There are three cellar rooms: the well cellar; another an apparent granary or pantry; and the third a cell for confining slaves, beasts, or perhaps persons kidnapped for ransom or perhaps to suffer magical experimentation. My own explorations have led me to suspect that the well in the tower cellar still yields drinkable water and that its shaft probably conceals a storage niche for some magical treasure or other (behind a loose stone, probably). However, many strong spells lie in wait guarding whatever lies in the well -- and the guarded area is submerged beneath the water. Moreover, evidence suggests that someone in Delzimmer maintains some sort of magical alarm that alerts him or her to persons entering the well cellar, whom they soon attack.
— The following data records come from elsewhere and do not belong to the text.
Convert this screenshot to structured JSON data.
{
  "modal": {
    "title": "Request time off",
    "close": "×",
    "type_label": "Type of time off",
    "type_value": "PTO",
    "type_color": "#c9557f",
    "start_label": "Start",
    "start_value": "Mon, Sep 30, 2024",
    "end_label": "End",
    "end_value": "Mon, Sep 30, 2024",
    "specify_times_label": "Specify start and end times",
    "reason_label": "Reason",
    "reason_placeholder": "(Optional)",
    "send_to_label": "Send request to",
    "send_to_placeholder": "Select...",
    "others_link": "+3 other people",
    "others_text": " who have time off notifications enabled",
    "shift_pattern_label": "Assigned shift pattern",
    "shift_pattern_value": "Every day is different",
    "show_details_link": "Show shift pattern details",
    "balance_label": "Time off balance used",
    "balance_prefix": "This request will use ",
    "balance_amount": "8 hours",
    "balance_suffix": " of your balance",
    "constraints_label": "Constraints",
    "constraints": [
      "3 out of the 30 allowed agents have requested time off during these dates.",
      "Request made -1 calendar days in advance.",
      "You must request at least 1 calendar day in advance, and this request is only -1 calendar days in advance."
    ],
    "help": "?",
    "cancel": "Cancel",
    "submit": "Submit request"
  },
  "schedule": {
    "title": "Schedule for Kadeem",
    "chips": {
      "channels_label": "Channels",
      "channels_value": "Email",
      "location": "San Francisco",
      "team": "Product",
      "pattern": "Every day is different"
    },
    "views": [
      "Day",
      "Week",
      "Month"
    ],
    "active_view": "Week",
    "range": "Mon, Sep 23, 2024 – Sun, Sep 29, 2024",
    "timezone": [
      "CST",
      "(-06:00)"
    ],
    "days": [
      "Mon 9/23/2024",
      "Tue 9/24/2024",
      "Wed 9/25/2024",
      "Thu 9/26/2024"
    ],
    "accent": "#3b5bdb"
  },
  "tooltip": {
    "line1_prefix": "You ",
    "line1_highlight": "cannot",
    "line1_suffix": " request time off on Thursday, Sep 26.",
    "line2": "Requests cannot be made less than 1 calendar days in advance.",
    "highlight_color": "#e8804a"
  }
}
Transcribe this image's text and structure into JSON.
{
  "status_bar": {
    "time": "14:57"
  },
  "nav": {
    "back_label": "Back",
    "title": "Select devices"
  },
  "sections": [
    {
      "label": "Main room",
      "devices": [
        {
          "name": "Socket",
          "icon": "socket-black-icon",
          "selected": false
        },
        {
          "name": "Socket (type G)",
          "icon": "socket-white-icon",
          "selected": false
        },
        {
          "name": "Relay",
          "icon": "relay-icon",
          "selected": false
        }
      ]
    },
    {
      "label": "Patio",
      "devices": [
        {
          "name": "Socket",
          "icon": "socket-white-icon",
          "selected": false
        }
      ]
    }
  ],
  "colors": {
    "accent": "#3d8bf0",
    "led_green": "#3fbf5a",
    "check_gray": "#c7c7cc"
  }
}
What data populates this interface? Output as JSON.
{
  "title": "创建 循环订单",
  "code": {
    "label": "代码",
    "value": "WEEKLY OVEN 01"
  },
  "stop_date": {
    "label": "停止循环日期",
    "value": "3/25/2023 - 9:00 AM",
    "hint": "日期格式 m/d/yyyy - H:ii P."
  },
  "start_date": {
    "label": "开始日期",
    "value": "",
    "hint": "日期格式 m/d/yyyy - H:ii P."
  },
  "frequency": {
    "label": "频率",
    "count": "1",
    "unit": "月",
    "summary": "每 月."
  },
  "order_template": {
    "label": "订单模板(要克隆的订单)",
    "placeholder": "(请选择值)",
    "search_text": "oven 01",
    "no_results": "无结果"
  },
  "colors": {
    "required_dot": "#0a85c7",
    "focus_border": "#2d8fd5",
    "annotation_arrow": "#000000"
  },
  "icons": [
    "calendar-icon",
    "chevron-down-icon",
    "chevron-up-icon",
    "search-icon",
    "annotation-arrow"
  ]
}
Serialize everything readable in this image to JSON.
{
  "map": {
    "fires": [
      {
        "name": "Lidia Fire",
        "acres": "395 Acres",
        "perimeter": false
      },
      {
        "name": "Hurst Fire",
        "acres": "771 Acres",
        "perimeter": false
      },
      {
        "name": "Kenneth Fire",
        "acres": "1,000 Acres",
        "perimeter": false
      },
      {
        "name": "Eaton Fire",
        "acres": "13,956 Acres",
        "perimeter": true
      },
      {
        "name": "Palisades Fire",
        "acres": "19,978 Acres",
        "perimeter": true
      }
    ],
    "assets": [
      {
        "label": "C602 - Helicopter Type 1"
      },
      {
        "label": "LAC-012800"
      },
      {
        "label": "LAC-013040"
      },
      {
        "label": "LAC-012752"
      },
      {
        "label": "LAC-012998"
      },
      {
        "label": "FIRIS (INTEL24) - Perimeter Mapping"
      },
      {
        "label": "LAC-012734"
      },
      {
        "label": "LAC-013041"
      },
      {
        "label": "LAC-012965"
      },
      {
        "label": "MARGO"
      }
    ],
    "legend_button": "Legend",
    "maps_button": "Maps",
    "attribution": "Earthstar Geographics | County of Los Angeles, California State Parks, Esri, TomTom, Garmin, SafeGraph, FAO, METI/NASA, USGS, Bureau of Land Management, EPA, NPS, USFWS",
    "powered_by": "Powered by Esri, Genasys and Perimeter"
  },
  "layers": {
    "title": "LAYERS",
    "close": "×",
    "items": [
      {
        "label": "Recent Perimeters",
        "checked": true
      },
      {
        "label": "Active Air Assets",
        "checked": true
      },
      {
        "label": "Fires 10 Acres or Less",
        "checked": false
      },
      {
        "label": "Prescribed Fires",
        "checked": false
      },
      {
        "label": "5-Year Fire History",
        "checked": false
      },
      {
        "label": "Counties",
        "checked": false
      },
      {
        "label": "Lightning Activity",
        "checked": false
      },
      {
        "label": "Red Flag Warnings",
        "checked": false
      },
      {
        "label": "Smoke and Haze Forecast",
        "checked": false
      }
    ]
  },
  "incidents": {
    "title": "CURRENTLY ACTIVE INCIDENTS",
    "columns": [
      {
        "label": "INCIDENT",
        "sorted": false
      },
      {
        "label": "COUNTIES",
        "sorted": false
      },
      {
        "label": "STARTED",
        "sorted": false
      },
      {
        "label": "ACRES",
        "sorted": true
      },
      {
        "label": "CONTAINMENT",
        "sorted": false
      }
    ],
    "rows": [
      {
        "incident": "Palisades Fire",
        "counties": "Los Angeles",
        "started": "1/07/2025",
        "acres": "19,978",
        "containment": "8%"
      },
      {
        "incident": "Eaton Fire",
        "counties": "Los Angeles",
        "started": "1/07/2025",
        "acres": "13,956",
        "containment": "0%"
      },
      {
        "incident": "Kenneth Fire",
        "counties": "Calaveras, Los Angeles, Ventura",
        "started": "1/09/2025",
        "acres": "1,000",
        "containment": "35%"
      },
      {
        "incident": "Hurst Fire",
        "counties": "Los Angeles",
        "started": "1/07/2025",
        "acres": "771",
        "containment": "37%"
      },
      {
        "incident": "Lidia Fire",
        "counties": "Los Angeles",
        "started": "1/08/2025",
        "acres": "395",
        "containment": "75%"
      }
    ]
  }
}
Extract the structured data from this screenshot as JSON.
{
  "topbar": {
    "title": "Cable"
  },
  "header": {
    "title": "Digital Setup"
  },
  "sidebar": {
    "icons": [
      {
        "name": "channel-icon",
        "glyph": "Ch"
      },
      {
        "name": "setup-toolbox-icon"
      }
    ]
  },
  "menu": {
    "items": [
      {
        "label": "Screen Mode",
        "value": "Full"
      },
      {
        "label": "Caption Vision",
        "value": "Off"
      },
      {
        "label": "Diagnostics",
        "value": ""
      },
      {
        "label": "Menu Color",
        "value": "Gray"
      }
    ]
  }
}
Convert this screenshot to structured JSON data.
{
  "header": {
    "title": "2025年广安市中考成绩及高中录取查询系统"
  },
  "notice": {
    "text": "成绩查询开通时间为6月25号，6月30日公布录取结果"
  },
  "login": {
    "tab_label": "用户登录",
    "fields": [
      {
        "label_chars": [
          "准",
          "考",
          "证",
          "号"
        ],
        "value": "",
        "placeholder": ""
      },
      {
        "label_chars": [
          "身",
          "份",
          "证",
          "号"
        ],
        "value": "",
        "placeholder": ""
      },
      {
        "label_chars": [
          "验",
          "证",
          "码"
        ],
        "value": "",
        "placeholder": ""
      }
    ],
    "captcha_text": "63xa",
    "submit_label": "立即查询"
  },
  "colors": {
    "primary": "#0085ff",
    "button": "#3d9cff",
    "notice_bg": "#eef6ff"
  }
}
Beings may wander the rest of the Tower environs freely without attracting such attention. Such explorers are warned that the well within the compound walls but outside the Tower proper (in the southwest corner, under three stunted bitterthorn trees) is tainted, probably by carrion.

Beasts, outlaws, spies, and persons arranging clandestine meetings for various lawless purposes frequent the Tower compound, but no one dwells there long, and there is no easily found treasure of any sort left for intruders to glean.

The Tower itself boasts five levels of empty rooms opening off its stair (all but the uppermost pierced by many tall, narrow, arch-topped windows, and thus given over to birds and years upon years of their accumulated droppings), but it seems much less interesting than bustling Delzimmer, beyond its ring walls, so in my next missive, we'll venture out into that city.